Meet Jane Rigby, the lesbian astrophysicist honored by Biden

Meet Jane Rigby, the lesbian astrophysicist honored by Biden
Meet Jane Rigby, the lesbian astrophysicist honored by Biden

Out astrophysicist Jane Rigby, chief scientist at the world’s most powerful telescope, has received a Presidential Medal of Freedom.

The acclaimed scientist, who is an out lesbian, was one of nineteen people to receive the nation’s highest civilian honor Friday. The medal is “presented to individuals who have made exemplary contributions to the prosperity, values, or security of the United States, world peace, or other significant societal, public or private endeavors,” according to the White House.

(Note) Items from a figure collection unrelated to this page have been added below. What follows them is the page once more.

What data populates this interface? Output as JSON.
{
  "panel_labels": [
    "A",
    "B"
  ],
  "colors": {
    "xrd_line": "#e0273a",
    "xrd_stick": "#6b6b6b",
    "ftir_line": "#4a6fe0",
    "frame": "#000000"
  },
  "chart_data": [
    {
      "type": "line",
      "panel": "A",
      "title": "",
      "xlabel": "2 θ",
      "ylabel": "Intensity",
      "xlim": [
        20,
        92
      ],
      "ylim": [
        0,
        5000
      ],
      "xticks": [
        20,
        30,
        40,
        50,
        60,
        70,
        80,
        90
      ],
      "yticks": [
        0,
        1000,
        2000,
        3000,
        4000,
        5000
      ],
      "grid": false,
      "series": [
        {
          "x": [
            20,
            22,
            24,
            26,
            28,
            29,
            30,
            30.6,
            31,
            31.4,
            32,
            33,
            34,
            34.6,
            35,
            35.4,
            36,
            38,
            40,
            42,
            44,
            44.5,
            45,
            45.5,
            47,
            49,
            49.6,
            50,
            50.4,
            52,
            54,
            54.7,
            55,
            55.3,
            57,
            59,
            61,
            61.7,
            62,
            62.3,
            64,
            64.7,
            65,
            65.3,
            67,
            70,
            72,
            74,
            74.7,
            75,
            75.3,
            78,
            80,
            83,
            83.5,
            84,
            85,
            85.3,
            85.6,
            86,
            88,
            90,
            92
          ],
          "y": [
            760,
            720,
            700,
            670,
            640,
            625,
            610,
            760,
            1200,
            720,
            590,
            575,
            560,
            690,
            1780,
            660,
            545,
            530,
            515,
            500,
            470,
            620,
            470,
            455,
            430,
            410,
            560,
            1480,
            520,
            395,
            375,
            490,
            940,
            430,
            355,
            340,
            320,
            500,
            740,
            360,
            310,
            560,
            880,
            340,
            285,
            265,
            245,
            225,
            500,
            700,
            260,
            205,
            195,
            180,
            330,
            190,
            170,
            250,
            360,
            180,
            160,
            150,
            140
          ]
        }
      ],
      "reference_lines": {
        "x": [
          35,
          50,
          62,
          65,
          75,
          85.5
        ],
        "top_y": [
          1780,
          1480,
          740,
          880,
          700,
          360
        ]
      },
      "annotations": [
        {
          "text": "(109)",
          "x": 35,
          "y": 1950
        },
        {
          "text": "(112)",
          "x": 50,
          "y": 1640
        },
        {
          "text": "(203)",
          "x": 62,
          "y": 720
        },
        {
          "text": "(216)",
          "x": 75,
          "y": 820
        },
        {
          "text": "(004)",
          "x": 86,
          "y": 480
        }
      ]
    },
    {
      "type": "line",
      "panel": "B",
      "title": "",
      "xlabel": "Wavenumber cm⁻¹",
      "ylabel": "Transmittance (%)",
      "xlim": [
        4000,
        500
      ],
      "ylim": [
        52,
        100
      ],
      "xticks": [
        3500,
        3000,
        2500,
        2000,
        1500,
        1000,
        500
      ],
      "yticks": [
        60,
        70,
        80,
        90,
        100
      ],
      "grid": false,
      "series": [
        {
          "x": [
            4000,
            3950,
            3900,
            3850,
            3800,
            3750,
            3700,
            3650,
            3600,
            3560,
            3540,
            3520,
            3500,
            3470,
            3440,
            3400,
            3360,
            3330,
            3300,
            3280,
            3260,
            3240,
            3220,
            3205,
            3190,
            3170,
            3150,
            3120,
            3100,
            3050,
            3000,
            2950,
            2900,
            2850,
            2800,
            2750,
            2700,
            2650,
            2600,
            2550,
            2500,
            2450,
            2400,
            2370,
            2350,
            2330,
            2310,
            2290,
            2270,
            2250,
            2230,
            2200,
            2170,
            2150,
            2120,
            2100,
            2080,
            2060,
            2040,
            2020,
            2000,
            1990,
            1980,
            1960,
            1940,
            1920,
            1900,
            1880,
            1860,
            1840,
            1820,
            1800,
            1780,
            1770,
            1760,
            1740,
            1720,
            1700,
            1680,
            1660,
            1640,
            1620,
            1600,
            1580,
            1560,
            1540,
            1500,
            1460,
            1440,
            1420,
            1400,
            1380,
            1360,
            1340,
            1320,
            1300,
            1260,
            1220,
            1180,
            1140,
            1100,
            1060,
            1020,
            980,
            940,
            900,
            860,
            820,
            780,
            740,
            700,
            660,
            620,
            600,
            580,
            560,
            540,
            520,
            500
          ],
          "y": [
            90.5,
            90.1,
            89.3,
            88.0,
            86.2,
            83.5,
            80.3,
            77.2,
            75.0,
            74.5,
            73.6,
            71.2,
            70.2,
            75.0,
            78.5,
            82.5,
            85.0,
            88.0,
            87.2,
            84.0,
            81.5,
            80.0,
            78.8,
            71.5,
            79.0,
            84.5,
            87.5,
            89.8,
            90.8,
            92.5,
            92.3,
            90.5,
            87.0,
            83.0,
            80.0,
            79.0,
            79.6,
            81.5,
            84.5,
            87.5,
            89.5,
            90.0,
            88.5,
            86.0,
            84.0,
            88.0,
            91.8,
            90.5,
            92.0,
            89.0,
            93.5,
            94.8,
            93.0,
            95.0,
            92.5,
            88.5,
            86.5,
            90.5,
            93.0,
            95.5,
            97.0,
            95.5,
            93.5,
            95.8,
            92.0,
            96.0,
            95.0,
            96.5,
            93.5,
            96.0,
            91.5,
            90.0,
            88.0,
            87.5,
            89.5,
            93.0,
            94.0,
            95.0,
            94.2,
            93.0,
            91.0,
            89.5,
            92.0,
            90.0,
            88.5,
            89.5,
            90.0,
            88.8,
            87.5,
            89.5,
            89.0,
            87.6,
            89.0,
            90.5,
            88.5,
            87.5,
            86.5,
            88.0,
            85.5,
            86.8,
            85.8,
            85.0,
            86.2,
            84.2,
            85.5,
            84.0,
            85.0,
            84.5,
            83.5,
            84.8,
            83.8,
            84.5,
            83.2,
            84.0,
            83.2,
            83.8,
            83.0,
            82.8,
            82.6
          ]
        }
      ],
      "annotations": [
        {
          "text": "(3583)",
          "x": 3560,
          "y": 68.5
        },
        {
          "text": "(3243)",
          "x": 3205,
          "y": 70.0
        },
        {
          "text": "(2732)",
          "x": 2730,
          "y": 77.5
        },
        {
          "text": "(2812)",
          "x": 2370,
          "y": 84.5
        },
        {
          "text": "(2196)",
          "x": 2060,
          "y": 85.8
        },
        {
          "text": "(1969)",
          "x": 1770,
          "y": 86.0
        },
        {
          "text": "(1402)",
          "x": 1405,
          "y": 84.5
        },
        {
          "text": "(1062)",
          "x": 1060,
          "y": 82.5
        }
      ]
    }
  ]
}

Rigby is a civil servant Astrophysicist at the NASA Goddard Space Flight Center, as well as the senior project scientist at the James Webb Space Telescope, the most powerful telescope in the world. She has also done extensive data research for the Keck and Magellan Observatories and the Hubble Space Telescope.

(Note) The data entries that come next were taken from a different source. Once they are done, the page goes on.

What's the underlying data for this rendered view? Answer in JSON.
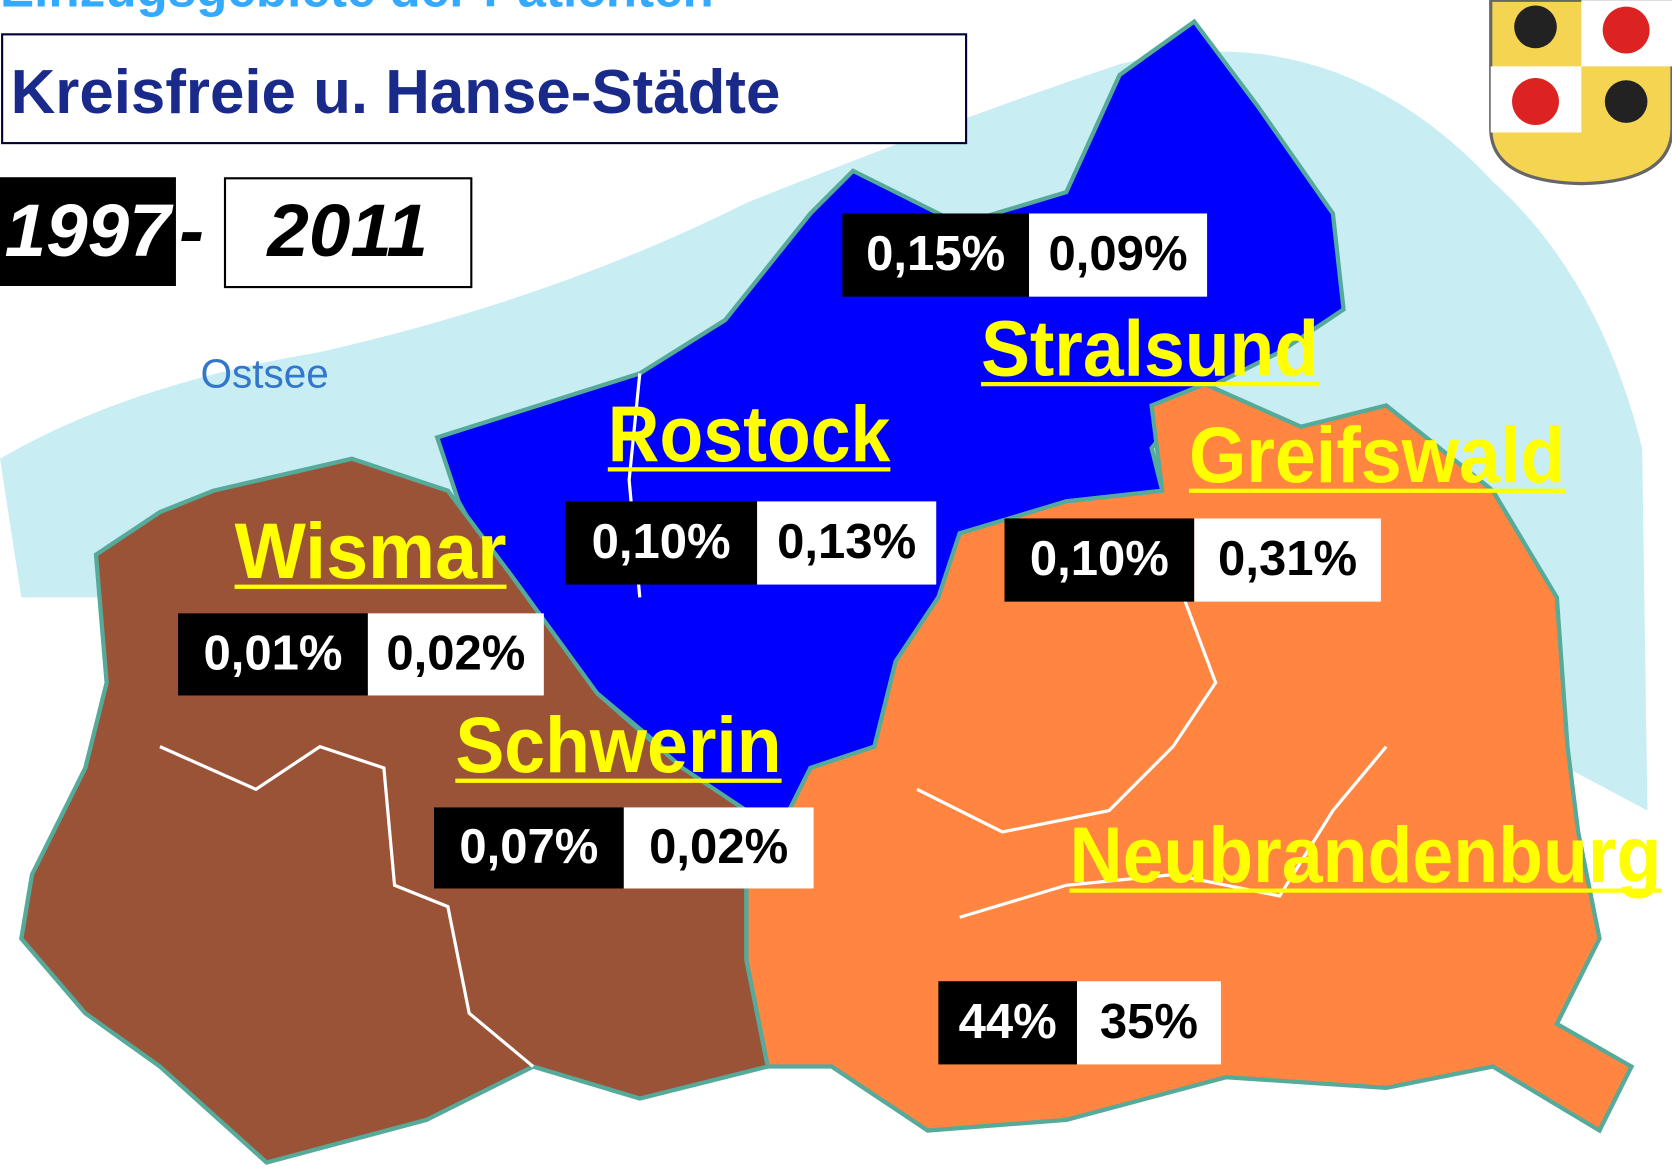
{
  "header": {
    "title": "Einzugsgebiete der Patienten",
    "subtitle": "Kreisfreie u. Hanse-Städte",
    "year_from": "1997",
    "year_separator": "-",
    "year_to": "2011"
  },
  "sea_label": "Ostsee",
  "regions": [
    {
      "name": "Stralsund",
      "value_1997": "0,15%",
      "value_2011": "0,09%"
    },
    {
      "name": "Rostock",
      "value_1997": "0,10%",
      "value_2011": "0,13%"
    },
    {
      "name": "Greifswald",
      "value_1997": "0,10%",
      "value_2011": "0,31%"
    },
    {
      "name": "Wismar",
      "value_1997": "0,01%",
      "value_2011": "0,02%"
    },
    {
      "name": "Schwerin",
      "value_1997": "0,07%",
      "value_2011": "0,02%"
    },
    {
      "name": "Neubrandenburg",
      "value_1997": "44%",
      "value_2011": "35%"
    }
  ]
}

Rigby has received numerous awards throughout his career, including being named the LGBTQ+ Scientist of the Year in 2022 by Out to Innovate, which recognizes outstanding LGBTQ+ professionals in science, technology, engineering, and mathematics. She was also a founding member of the American Astronomical Society’s LGBTQ+ Equality Working Group, the Committee for Sexual-Orientation & Gender Minorities in Astronomy (SGMA).

Rigby has a Bachelors in Psychics, Astronomy, and Astrophysics from Penn State, and earned both his Masters and Doctorate in Astronomy at The University of Arizona. She said in a SGMA interview that she first came out as a lesbian in 2000, and it was still illegal to be gay in Arizona when she moved there a few years later to graduate school. Rigby now resides in Maryland with her wife, Dr. Andrea Leistra, and their young children.

Rigby said in her SGMA interview that while “it has been much harder to be a queer person in science than a woman in science,” her “experience is that absolutely I am a better astronomer because I’m queer,” as it broadens her perspective particularly when it comes to community impact research.

For LGBTQ+ people pursuing astronomy or STEM broadly, Rigby’s advice was: “Do fabulous science, be fabulous, and be proud.”